Your first assertion is wrong and misleading since it presupposes my argument was about goverment mandated shutdowns, your second assertion does not help you. For we are not talking about some degree of beginning, but that of the basic shutdown, and it was media and government exhortations and later edicts that progressively resulted in lockdowns with its massive (20%) weeks of unemployment. Which degree of response remains without comparative precedent regardless of how much you insist on defending it, like as liberals do. Do you really think we would be seeing the unprecedented response it Trump was not President?

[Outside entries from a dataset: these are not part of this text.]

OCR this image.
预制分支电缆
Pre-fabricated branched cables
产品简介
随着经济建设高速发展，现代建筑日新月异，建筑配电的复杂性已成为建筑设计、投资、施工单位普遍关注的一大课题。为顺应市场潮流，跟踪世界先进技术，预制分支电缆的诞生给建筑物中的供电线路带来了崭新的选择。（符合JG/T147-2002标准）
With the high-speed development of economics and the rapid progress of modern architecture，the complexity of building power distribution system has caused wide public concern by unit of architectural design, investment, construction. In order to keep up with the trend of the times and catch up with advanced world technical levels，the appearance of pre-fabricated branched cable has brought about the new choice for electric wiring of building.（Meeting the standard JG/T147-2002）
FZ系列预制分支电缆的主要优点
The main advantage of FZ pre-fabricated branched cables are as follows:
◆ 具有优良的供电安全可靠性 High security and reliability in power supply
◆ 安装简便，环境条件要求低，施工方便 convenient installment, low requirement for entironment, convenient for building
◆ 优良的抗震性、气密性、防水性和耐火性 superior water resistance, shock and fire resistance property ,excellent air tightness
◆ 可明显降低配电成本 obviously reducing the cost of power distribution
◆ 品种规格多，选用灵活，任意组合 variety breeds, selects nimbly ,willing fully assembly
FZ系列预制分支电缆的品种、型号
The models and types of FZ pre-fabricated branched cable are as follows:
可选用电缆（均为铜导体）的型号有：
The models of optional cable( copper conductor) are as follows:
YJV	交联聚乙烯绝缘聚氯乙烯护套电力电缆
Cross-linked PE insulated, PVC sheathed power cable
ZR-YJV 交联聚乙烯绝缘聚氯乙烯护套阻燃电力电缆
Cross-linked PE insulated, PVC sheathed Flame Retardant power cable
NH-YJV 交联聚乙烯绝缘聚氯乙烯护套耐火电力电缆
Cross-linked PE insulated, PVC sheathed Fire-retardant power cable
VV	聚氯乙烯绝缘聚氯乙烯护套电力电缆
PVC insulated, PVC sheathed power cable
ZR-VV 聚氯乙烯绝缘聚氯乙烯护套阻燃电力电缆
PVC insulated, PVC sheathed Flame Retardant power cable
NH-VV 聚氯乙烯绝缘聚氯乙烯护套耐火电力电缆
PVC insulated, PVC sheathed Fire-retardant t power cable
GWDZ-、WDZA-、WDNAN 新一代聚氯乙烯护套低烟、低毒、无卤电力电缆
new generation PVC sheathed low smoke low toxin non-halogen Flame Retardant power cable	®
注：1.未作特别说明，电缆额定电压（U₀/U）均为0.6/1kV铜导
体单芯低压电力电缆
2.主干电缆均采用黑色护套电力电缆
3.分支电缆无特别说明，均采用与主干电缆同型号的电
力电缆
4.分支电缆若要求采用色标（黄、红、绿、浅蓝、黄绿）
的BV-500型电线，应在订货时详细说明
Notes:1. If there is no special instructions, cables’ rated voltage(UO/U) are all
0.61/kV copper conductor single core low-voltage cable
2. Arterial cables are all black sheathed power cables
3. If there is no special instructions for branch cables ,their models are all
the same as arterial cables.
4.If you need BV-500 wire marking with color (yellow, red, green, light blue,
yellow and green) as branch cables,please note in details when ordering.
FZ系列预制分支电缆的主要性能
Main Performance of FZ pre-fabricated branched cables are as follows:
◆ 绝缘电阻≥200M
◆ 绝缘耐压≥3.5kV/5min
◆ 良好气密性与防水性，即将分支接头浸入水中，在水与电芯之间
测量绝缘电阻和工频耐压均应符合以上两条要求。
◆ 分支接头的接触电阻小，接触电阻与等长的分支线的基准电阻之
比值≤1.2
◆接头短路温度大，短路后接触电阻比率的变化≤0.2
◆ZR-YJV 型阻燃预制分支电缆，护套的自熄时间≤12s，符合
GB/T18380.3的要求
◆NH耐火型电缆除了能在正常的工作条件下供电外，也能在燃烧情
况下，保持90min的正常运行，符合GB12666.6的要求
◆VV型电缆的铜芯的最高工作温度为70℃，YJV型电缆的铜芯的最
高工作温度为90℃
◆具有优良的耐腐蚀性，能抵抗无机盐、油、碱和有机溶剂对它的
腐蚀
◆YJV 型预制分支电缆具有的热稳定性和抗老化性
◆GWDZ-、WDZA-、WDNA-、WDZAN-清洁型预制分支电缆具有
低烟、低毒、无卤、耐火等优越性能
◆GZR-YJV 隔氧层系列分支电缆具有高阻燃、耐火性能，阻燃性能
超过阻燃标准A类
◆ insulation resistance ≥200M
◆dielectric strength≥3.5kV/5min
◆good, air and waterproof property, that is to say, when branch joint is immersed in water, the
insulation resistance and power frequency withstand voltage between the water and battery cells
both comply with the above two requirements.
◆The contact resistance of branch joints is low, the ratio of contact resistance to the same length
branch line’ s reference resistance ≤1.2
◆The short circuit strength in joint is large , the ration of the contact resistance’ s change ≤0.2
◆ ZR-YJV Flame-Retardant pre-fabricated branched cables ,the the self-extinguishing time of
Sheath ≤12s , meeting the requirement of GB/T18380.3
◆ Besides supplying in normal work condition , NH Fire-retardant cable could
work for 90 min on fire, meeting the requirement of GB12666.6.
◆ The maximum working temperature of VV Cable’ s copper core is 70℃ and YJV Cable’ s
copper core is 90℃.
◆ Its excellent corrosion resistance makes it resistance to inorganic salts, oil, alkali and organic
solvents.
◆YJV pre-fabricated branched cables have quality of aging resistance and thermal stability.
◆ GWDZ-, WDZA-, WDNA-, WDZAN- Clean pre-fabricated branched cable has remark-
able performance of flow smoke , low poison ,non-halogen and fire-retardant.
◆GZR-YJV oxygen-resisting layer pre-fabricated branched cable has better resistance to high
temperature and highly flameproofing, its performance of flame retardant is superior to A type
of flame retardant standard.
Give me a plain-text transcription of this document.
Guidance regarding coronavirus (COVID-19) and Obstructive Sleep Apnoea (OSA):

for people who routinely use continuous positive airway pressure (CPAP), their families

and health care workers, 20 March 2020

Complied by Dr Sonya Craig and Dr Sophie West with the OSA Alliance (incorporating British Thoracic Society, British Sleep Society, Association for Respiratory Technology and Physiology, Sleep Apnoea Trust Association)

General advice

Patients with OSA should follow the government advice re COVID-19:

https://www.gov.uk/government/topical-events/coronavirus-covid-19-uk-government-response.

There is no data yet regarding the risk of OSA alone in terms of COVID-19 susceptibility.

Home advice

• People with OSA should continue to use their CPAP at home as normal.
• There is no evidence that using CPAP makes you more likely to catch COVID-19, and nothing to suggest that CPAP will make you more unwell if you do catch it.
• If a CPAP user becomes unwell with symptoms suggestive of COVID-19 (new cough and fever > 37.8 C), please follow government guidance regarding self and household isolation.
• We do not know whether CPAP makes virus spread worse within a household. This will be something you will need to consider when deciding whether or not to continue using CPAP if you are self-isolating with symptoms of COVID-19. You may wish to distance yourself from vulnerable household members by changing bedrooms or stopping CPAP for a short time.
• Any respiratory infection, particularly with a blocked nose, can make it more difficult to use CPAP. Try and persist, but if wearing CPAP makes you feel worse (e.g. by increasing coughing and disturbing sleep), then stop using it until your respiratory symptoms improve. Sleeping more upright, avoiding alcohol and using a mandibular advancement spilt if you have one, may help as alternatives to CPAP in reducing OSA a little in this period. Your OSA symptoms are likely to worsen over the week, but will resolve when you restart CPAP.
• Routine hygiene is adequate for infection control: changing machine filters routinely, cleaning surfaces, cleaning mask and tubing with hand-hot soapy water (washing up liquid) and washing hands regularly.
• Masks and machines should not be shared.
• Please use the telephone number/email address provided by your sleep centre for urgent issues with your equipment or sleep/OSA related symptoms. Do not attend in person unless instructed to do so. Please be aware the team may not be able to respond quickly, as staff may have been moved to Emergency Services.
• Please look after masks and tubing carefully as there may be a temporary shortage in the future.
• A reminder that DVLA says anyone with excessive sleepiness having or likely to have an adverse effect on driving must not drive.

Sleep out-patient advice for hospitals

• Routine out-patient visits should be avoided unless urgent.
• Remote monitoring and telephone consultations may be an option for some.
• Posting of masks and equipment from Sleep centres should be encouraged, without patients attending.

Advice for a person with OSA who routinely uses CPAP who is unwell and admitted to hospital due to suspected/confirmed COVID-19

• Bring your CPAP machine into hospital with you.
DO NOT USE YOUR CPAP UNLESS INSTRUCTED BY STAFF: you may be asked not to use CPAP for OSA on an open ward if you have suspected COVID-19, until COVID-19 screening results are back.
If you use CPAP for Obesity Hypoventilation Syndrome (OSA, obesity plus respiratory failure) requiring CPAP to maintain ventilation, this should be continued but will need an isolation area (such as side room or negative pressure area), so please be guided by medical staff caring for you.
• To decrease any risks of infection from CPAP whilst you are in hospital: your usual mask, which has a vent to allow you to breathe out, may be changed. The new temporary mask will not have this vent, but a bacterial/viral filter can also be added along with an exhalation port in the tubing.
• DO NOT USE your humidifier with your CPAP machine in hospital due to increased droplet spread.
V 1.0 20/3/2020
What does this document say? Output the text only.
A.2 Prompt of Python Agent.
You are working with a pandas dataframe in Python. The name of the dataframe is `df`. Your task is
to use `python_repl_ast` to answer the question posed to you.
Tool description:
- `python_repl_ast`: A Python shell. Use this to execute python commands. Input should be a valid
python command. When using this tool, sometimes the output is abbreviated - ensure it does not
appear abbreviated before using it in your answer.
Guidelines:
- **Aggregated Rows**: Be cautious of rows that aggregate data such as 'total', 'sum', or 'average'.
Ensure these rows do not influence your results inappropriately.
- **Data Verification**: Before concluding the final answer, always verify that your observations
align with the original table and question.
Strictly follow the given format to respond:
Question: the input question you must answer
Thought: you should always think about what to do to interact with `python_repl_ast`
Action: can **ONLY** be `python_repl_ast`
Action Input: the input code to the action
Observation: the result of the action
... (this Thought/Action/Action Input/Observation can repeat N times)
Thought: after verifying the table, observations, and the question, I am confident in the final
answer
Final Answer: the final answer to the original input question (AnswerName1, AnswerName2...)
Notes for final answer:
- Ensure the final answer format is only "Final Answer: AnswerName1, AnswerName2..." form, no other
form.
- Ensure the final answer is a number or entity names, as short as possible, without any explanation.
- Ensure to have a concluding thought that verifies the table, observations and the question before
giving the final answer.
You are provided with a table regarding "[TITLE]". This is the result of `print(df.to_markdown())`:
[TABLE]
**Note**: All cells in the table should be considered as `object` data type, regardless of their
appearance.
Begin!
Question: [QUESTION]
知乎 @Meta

If the cases and deaths had followed the NY curve in the rest of the country the slowdown would have been much worse no matter what government did.
Which argument is invalid for that would be an unwarranted presumption (meaning expecting that the rest of the country would follow a city with the highest population density of major cities and which presently constitutes about 29% of all Covid case fatalities).
Likewise, the recovery will depend on people's level of confidence, not what their governor or especially the President says.
Which is a logical fallacy, for rather than an either/or choice, people's level of confidence - as well demonstrated - relates to what their governor or especially the President says, but most of all what the media headlines what they say. We are in an age of unprecedented media reception, much of it on tiny screens in which people mainly do not read much more than the headlines. And the media and liberals foster paranoia and hypocritically speak about the tragedy of deaths when they support both abortion and assisted suicide. The fact is that relatively rarely does anyone die of Covid under 60, and most are over 70, and in quarantines. I am 68 and likely had Covid. Wear masks as needed, esp. around the evidently such or the most vulnerable but do not stay sheltered, stop working, etc.
Been there, and it only goes back 10 years. The CDC site leaves much to be desired.
100% BS.
People were dining and drinking out until the last day.
So why then has there been no rebounds in Georgia? In Florida?
Perhaps, the shutdowns were not nearly as effective as your self-assumed powers of reason have assumed. In fact, there is a body of scientific opinion (maybe even some a tad more well-versed in the topic than yourself) that have argued they have had a negligible effect on the overall course of the virus.
That would make your point about undiagnosed deaths at home early on a meaningless fraction of a percent.
???
Sure they were.
Except at the NBA arenas and spring training fields and NHL arenas and movie theaters and and and.
Then you said "The rate for chronically ill elderly people who die in bed at home is probably vanishingly small."
If the second statement is true, and I tend to agree that it is, the first statement doesn't mean much. If the number of people who die at home is vanishingly small the number who died of Covid is even smaller and wouldn't add enough to the official count to mean anything.
There are lots of arguments out there.
What's the scientific reason the curve turned downward in NY? It certainly wasn't herd immunity because we're nowhere near the levels of exposure needed even there.
What mechanism do the well versed propose?